Iris esperaba ver un mínimo cambio en su semblante, asustarlo y regodearse de su superioridad con una sonrisa amenazante, controlarlo con miedo, pero se sorprendió al notar que no pudo robarle el más mínimo gesto. En cambio, sí percibió que le había capturado la atención como no creía posible. Él también se inclinó hacia ella, mirándola fijamente como si no quisiera perderse detalle de la revelación que parecía venirse.

—No te preocupes por mí —susurró él—. Cada paso que doy pienso en mi Legión.

—¡No, no lo haces! Entraste al Inframundo y expusiste a toda tu raza, y a mí misma, a un exterminio por un impulso infantil de querer descubrir la verdad. Mide tus pasos a partir de ahora porque no habrá segundas oportunidades como esta.

Se enfureció recordando que, efectivamente, ella misma peligró su vida con aquella incursión en el Inframundo.
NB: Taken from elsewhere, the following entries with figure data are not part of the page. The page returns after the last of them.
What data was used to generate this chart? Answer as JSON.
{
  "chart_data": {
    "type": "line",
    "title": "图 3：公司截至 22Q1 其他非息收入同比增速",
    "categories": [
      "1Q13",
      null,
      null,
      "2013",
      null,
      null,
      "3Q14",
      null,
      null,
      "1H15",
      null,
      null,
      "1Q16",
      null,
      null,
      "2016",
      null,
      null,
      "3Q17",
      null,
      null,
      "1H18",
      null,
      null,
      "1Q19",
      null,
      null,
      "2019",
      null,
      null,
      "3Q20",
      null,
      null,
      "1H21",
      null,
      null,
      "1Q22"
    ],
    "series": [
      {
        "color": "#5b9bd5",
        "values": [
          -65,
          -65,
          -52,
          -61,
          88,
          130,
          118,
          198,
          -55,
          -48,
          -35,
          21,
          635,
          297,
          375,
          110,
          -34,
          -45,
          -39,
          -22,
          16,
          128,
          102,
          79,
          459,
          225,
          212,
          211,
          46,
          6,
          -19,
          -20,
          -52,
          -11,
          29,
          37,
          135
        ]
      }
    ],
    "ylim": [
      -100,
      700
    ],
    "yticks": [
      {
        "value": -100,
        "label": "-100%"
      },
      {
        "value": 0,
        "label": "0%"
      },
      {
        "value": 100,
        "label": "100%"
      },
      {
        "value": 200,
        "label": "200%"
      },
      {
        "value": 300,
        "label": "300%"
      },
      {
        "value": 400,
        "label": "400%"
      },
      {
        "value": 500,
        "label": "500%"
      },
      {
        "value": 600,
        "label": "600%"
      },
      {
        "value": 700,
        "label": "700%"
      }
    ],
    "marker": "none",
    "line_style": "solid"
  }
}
Se levantó y desperezó para quitarse el mal humor; parecía un buen día para caminar y despejar la mente pues el sitio, a su juicio, era lo mejor que podía ofrecer los Campos Elíseos. Decidió incursionar por los campos de viñedos, perderse entre sus largas y altas filas moradas; notó que las Virtudes, fuera por miedo o respeto, se alejaban sutilmente de ella de manera darle espacio y privacidad para charlar con el líder. Sin miedo de ser espiados, caminó entre las parcelas, palpando con la yema de los dedos los rosales plantados entre las vides. El Arcángel no tardó en caminar a su lado, silencioso y atento, con las manos unidas tras la espalda.

—Lo gracioso de todo este asunto es que, antes de la muerte de Arce, yo no bebía. Eso llegó después. Hablé del fastidio como una enfermedad. Lo mismo podría decirse de la tristeza, porque Arce podría ser toda una traidora de los intereses del Olimpo, pero era mi hermana al fin y al cabo y una tiene un corazón. Hubo un dios que me hizo descubrir cómo paliar el dolor con alcohol. El vino no es la cura que busco, pero hace que el dolor sea más llevadero. Con los dioses sucede algo similar. Para explicarte la situación, deberías pensar en este viñedo como el reino de Rodinia. Un terreno amplio y fértil que dará fruto para satisfacer una necesidad. Los dioses seríamos los jardineros que recogen la vid para trabajarla… Y vosotros, ¿qué seríais? Seríais los rosales. ¿Sabes que estas flores no están de adorno? La fruta de la vid es muy sensible, Arcángel, y los rosales previenen que enfermen con hongos. ¿Entendéis vuestro cometido, entonces? Sois los guardianes de la vid.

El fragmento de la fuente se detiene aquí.